Public Health Sciences Division, Fred Hutchinson Cancer Center, Seattle, WA, USA.
medRxiv. 2022 Apr 12:2022.04.06.22272763. doi: 10.1101/2022.04.06.22272763.
Anti-spike IgG binding antibody, anti-receptor binding domain IgG antibody, and pseudovirus neutralizing antibody measurements four weeks post-vaccination were assessed as correlates of risk of moderate to severe-critical COVID-19 outcomes through 83 days post-vaccination and as correlates of protection following a single dose of Ad26.COV2.S COVID-19 vaccine in the placebo-controlled phase of ENSEMBLE, an international, randomized efficacy trial. Each marker had evidence as a correlate of risk and of protection, with strongest evidence for 50% inhibitory dilution (ID50) neutralizing antibody titer. The outcome hazard ratio was 0.49 (95% confidence interval 0.29, 0.81; p=0.006) per 10-fold increase in ID50; vaccine efficacy was 60% (43, 72%) at nonquantifiable ID50 (< 2.7 IU50/ml) and rose to 89% (78, 96%) at ID50 = 96.3 IU50/ml. Comparison of the vaccine efficacy by ID50 titer curves for ENSEMBLE-US, the COVE trial of the mRNA-1273 vaccine, and the COV002-UK trial of the AZD1222 vaccine supported consistency of the ID50 titer correlate of protection across trials and vaccine types.

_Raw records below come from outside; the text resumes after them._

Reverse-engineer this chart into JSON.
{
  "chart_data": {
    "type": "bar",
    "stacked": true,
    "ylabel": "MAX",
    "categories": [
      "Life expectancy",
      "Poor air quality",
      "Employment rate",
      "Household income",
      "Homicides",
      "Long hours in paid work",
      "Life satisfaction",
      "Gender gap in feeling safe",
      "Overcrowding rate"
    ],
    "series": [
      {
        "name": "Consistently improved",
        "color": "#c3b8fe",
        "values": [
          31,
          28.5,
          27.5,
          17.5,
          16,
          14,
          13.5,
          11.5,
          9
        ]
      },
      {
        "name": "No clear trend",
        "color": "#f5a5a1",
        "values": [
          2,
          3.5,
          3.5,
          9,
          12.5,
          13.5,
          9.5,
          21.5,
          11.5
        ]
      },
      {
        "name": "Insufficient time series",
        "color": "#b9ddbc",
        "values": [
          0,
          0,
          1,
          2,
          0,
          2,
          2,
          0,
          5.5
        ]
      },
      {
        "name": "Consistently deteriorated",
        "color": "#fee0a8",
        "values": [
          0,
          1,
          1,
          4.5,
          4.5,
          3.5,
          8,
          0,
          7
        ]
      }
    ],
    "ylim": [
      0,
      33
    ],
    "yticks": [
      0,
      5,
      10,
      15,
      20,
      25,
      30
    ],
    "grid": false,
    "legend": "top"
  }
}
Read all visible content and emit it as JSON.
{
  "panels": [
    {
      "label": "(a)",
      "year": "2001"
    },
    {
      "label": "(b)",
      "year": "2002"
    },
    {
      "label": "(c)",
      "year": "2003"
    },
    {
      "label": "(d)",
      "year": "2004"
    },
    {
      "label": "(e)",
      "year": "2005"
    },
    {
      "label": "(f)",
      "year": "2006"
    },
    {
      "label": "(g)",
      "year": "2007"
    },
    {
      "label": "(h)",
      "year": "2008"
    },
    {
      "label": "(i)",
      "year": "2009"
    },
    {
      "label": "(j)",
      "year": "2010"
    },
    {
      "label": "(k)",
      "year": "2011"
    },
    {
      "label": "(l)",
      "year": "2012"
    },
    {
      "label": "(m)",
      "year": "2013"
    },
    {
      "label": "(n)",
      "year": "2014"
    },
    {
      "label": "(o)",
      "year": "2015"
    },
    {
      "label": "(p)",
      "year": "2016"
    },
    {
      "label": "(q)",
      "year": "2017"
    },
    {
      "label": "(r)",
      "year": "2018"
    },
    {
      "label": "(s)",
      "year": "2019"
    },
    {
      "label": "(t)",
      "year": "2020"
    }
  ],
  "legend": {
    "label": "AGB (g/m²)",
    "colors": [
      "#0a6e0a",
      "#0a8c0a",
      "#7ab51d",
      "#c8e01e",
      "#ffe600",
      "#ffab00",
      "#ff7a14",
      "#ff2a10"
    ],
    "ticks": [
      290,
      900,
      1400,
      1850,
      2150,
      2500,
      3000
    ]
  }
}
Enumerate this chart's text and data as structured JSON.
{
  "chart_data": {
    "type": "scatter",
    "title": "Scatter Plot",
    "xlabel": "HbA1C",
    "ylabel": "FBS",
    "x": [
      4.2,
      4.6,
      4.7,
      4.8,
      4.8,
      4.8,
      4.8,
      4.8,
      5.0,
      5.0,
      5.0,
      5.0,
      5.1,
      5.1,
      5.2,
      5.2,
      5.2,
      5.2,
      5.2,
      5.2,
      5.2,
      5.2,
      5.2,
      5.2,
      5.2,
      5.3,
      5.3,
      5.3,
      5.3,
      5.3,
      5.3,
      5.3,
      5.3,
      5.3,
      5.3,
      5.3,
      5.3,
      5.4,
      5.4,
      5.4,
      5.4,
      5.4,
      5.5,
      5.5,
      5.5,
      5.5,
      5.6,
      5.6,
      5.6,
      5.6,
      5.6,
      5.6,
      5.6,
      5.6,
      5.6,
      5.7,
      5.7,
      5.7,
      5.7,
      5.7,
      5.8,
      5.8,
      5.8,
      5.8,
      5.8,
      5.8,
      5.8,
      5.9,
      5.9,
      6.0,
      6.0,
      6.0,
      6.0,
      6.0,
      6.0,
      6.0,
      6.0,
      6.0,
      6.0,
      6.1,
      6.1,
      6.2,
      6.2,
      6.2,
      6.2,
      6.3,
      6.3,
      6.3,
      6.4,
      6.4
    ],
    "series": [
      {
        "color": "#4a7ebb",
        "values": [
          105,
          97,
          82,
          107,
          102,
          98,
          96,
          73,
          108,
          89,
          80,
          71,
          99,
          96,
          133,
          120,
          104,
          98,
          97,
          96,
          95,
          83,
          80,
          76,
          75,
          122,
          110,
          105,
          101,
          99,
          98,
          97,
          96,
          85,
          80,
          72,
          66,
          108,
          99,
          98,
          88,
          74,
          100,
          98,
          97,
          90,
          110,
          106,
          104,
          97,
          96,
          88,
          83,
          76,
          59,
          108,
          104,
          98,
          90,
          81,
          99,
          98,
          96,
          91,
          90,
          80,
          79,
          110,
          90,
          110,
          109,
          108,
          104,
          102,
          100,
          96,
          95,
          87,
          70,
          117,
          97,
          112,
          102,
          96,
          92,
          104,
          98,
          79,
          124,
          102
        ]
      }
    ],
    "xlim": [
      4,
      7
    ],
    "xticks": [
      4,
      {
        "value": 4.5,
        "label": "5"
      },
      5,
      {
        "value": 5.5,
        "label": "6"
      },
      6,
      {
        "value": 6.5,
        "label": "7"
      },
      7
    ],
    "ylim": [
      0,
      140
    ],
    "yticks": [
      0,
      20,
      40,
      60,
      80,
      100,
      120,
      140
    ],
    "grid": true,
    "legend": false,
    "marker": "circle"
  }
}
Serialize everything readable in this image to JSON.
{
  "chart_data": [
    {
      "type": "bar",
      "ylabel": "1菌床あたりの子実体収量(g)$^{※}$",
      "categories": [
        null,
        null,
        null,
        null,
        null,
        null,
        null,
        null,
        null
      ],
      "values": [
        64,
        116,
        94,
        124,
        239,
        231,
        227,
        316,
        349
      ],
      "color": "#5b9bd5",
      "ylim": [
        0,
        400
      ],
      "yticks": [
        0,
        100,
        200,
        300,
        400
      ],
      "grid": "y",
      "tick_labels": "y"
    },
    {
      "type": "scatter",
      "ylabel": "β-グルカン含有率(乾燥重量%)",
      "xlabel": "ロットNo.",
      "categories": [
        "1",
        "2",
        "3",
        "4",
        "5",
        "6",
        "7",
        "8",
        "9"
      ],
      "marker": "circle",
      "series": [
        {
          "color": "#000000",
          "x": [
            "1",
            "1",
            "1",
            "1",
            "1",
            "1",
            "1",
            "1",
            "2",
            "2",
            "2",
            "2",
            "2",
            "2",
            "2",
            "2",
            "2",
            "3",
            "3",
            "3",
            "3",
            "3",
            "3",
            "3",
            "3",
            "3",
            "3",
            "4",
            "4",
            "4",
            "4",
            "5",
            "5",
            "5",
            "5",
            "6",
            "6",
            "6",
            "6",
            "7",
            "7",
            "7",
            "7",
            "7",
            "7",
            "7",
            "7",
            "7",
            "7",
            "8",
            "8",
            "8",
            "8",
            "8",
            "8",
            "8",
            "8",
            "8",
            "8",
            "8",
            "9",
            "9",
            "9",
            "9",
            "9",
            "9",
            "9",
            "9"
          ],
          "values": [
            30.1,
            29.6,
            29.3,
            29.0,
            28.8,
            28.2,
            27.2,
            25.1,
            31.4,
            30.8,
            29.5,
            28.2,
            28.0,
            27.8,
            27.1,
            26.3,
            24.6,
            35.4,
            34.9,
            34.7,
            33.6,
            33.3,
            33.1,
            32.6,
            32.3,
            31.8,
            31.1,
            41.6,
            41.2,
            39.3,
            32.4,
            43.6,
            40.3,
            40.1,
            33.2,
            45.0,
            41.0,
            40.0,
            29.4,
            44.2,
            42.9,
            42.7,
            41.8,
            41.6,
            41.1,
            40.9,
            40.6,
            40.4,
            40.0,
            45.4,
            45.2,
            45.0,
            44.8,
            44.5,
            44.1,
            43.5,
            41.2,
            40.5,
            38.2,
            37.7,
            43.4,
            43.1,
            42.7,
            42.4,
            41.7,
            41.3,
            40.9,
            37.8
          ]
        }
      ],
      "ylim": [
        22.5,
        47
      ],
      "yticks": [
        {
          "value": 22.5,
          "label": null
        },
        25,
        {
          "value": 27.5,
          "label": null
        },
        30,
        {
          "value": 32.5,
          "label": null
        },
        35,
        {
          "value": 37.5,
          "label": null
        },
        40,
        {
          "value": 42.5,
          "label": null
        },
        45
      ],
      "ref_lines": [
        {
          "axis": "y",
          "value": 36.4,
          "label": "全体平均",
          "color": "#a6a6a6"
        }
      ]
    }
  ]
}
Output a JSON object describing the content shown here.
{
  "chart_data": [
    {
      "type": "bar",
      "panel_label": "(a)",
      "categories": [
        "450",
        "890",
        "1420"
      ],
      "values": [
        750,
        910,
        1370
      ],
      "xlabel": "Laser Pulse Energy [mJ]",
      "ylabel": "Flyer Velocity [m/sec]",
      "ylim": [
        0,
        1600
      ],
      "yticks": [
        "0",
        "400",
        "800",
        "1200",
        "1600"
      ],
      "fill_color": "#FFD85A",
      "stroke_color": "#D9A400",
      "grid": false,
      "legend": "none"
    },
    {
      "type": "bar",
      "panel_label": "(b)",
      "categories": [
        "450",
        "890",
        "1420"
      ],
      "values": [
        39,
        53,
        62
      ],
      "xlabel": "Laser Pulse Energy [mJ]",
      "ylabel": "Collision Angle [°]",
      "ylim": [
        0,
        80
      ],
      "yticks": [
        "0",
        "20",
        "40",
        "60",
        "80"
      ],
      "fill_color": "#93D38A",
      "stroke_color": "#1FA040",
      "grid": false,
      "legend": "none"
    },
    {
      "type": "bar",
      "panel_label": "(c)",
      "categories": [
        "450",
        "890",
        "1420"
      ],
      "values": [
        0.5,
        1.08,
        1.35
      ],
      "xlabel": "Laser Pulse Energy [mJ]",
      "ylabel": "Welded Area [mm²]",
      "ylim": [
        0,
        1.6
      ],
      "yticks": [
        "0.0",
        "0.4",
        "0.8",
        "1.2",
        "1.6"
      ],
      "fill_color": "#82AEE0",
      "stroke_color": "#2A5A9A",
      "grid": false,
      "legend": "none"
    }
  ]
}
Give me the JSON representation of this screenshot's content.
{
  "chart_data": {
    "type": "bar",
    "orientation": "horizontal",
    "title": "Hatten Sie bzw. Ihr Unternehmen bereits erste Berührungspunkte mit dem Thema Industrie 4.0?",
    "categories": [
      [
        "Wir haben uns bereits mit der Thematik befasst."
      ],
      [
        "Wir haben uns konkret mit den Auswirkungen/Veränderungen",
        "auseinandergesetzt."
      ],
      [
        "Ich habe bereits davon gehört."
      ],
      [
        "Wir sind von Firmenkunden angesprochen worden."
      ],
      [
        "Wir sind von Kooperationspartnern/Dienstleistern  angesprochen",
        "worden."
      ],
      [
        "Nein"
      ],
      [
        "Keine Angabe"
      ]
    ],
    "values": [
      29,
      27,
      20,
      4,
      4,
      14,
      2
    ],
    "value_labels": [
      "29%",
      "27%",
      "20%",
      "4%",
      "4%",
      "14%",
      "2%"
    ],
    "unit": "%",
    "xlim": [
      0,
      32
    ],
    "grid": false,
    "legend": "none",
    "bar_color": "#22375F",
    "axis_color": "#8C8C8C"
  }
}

在一项国际随机疗效试验ENSEMBLE的安慰剂对照阶段,评估了接种疫苗四周后抗刺突IgG结合抗体、抗受体结合域IgG抗体和假病毒中和抗体的测量结果,作为接种疫苗后83天内中度至重度-危重型COVID-19结局风险的相关因素,以及单剂Ad26.COV2.S COVID-19疫苗后保护作用的相关因素。每个标志物都有作为风险和保护相关因素的证据,其中50%抑制稀释度(ID50)中和抗体滴度的证据最为充分。ID50每增加10倍,结局风险比为0.49(95%置信区间0.29, 0.81;p=0.006);在不可量化的ID50(<2.7 IU50/ml)时,疫苗效力为60%(43, 72%),在ID50 = 96.3 IU50/ml时升至89%(78, 96%)。对ENSEMBLE-US、mRNA-1273疫苗的COVE试验和AZD1222疫苗的COV002-UK试验按ID50滴度曲线进行的疫苗效力比较,支持了ID50滴度作为保护相关因素在不同试验和疫苗类型之间的一致性。